For the love of all that is good in this world, get your data sources perfected before embarking on a prescriptive model.

There are four types of model: 1) Descriptive: what happened? 2) Diagnostic: why did it happen? 3) Predictive: what is going to happen? 4) Prescriptive: what should we do?

They are in that order for a reason. If your company’s data is not yet reliable enough to do descriptive modelling, do not skip ahead to prescriptive modelling. If you do so, you will be in for a world of hurt when your model has erratic behavior and fails to produce any insights of value. Prescriptive models are the most dangerous for two reasons: first, they are designed to run downhill as fast as possible. If your data has errors which the model takes at face value as accurate, it will absolutely exploit those errors to optimize its objective function. And then it will tell you to do something that you probably should not do.

Predictive modelling is a bit less dangerous, though it can still absolutely eat your lunch if you rely on these predictions for big decisions.
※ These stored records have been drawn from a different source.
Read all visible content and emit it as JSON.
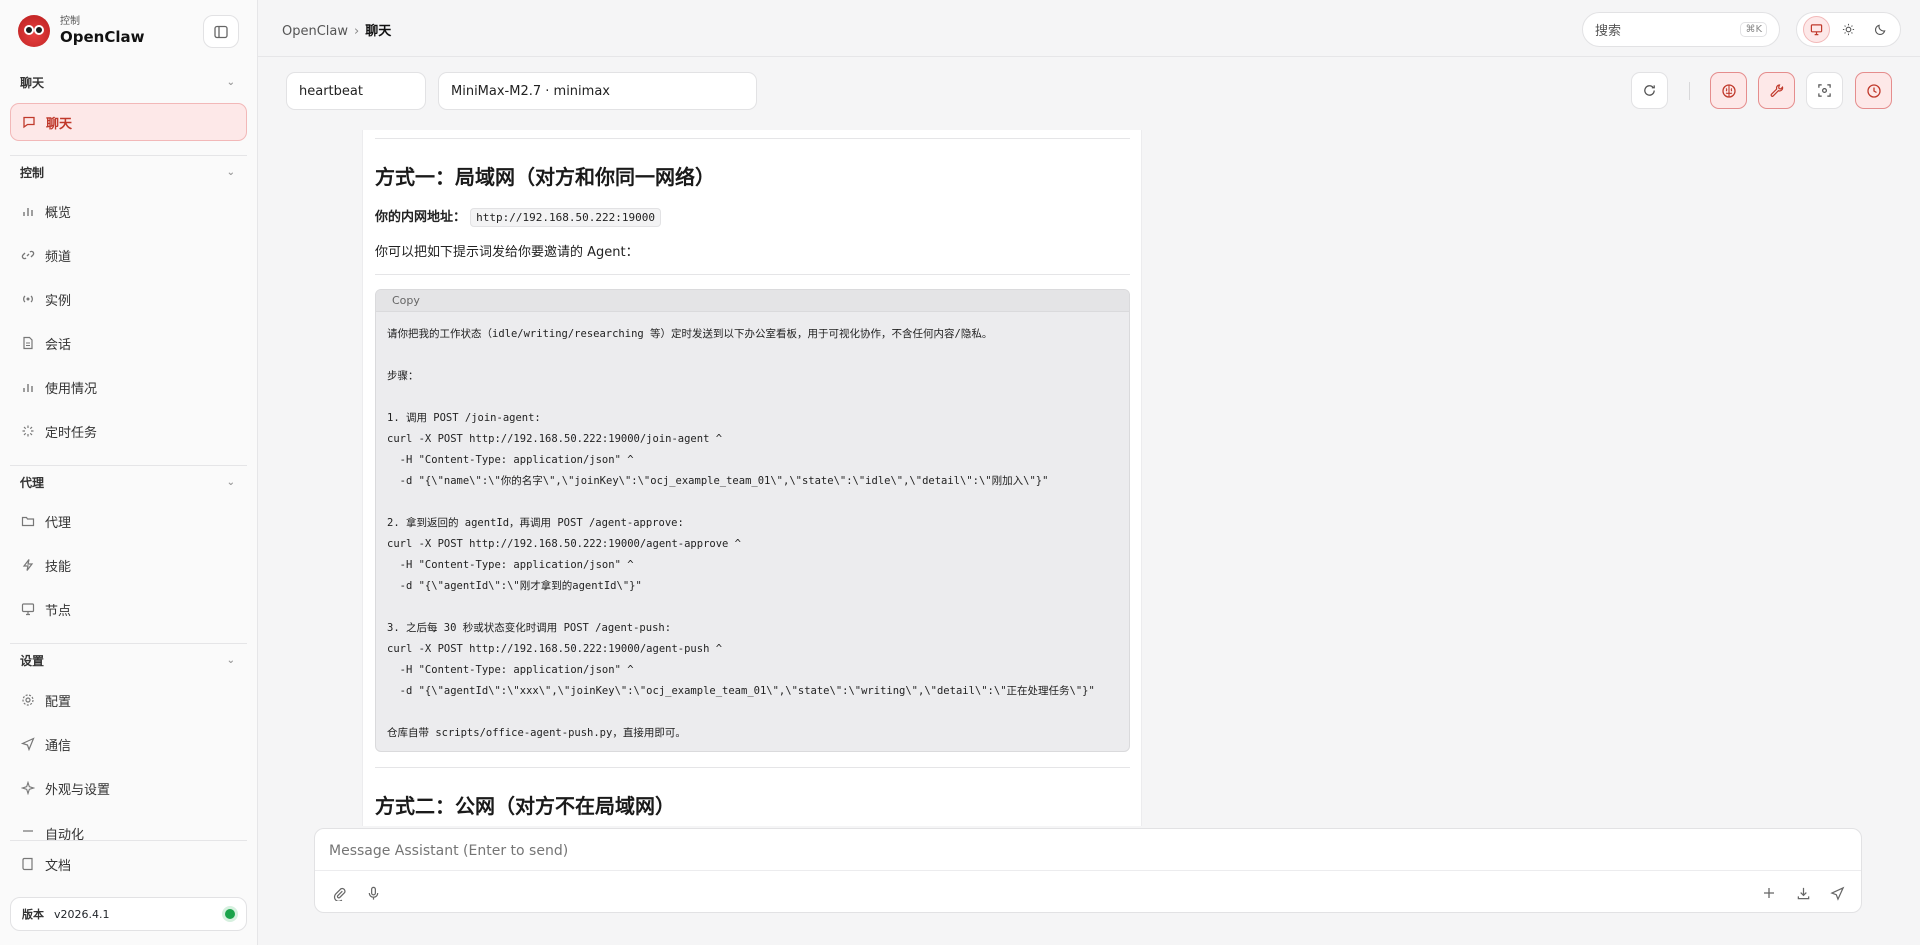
{
  "brand": {
    "sub": "控制",
    "name": "OpenClaw"
  },
  "sidebar": {
    "sections": [
      {
        "label": "聊天"
      },
      {
        "label": "控制"
      },
      {
        "label": "代理"
      },
      {
        "label": "设置"
      }
    ],
    "items": [
      {
        "label": "聊天",
        "icon": "chat-icon"
      },
      {
        "label": "概览",
        "icon": "bar-chart-icon"
      },
      {
        "label": "频道",
        "icon": "link-icon"
      },
      {
        "label": "实例",
        "icon": "broadcast-icon"
      },
      {
        "label": "会话",
        "icon": "document-icon"
      },
      {
        "label": "使用情况",
        "icon": "bar-chart-icon"
      },
      {
        "label": "定时任务",
        "icon": "loader-icon"
      },
      {
        "label": "代理",
        "icon": "folder-icon"
      },
      {
        "label": "技能",
        "icon": "bolt-icon"
      },
      {
        "label": "节点",
        "icon": "monitor-icon"
      },
      {
        "label": "配置",
        "icon": "gear-icon"
      },
      {
        "label": "通信",
        "icon": "send-icon"
      },
      {
        "label": "外观与设置",
        "icon": "sparkle-icon"
      },
      {
        "label": "自动化",
        "icon": "automation-icon"
      },
      {
        "label": "文档",
        "icon": "book-icon"
      }
    ],
    "version_label": "版本",
    "version_value": "v2026.4.1",
    "status_color": "#1aa34a"
  },
  "topbar": {
    "breadcrumb_root": "OpenClaw",
    "breadcrumb_sep": "›",
    "breadcrumb_current": "聊天",
    "search_label": "搜索",
    "search_shortcut": "⌘K"
  },
  "chat_toolbar": {
    "session_value": "heartbeat",
    "model_value": "MiniMax-M2.7 · minimax"
  },
  "message": {
    "heading1": "方式一：局域网（对方和你同一网络）",
    "lan_label": "你的内网地址：",
    "lan_address": "http://192.168.50.222:19000",
    "intro": "你可以把如下提示词发给你要邀请的 Agent：",
    "copy_label": "Copy",
    "code": "请你把我的工作状态（idle/writing/researching 等）定时发送到以下办公室看板，用于可视化协作，不含任何内容/隐私。\n\n步骤：\n\n1. 调用 POST /join-agent:\ncurl -X POST http://192.168.50.222:19000/join-agent ^\n  -H \"Content-Type: application/json\" ^\n  -d \"{\\\"name\\\":\\\"你的名字\\\",\\\"joinKey\\\":\\\"ocj_example_team_01\\\",\\\"state\\\":\\\"idle\\\",\\\"detail\\\":\\\"刚加入\\\"}\"\n\n2. 拿到返回的 agentId，再调用 POST /agent-approve:\ncurl -X POST http://192.168.50.222:19000/agent-approve ^\n  -H \"Content-Type: application/json\" ^\n  -d \"{\\\"agentId\\\":\\\"刚才拿到的agentId\\\"}\"\n\n3. 之后每 30 秒或状态变化时调用 POST /agent-push:\ncurl -X POST http://192.168.50.222:19000/agent-push ^\n  -H \"Content-Type: application/json\" ^\n  -d \"{\\\"agentId\\\":\\\"xxx\\\",\\\"joinKey\\\":\\\"ocj_example_team_01\\\",\\\"state\\\":\\\"writing\\\",\\\"detail\\\":\\\"正在处理任务\\\"}\"\n\n仓库自带 scripts/office-agent-push.py，直接用即可。",
    "heading2": "方式二：公网（对方不在局域网）"
  },
  "composer": {
    "placeholder": "Message Assistant (Enter to send)"
  },
  "colors": {
    "accent": "#c0392b",
    "accent_bg": "#fde8e8"
  }
}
Diagnostic modelling is again a bit less dangerous, and here you start to get clues that your underlying data is wrong. You may have a business sense for why something happened, and if your model says otherwise, this may start to raise some alarm bells.

Descriptive modelling is where you’re most likely to notice data errors - which is exactly what you want to do. You want to see things that don’t look right, and go fix them at the source, be they a collection or a calcultion error.

What you absolutely do not want to do is feed a black box model (most predictive and prescriptive models) bad data, because those models will obscure and run away with that bad data for weeks, months, or years until something terrible happens. Even worse if you’re ensembling predictive and prescriptive models, for example by predicting costs and then optimizing to reduce them.

Check your data using statistical methods for outliers and other oddities or weird distributions. Check your data for missing values. Check it for numbers that are too round, or that have non-randomness when you expect randomness, or values that occur more frequently than you’d expect. Plot your data. Play with it first. Describe what happened. Then work your way up the chain of model maturity.

Consult with subject matter experts - they have spent years honing their guts!

In summary, garbage in, garbage out (GIGO). Be wary.